Under those parameters? No knockout in UFC history ever resonated like Holly Holm’s head kick of Ronda Rousey at UFC 193.
Rousey was at the peak of her powers as a cultural force in late 2015. Too many people who should have known better (think Joe Rogan and “once in a lifetime does not apply to Ronda Rousey”) fell for the aura of Rousey’s invincibility. The largest crowd in UFC history at the time flocked to Melbourne, Australia, to see it.
Those are incredible circumstances under which to perform. Holm’s head kick finish of Rousey to claim the bantamweight title reverberated far beyond the sport. It was the topic in the sports and entertainment worlds.
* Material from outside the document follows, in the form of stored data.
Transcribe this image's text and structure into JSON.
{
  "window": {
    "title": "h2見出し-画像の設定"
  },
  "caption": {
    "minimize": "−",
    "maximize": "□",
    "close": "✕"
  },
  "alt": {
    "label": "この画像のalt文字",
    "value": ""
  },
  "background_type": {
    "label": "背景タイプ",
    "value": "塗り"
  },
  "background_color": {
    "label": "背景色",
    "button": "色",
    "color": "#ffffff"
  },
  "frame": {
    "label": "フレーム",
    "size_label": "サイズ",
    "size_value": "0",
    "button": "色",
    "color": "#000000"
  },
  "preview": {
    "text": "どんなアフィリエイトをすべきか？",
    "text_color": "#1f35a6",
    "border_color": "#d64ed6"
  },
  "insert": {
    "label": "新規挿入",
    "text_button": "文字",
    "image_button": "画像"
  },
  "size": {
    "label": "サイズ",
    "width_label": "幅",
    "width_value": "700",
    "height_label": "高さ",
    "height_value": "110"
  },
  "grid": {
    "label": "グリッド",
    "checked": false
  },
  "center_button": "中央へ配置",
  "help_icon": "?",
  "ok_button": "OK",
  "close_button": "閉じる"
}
Tens of thousands of people showed up to Holm’s hometown of Albuquerque, N.M., to greet her.
Was Holm’s kick more spectacular than Buckley’s? Of course not. But they also won’t throw a large parade for him in his hometown.
Buckley deserves all the plaudits he is receiving for what’s probably the flashiest knockout in UFC history. But “most spectacular” and “greatest” knockouts are two separate (if sometimes overlapping) things, and until someone duplicates what Holm accomplished in similar circumstances, you won’t convince me we’ve seen one greater.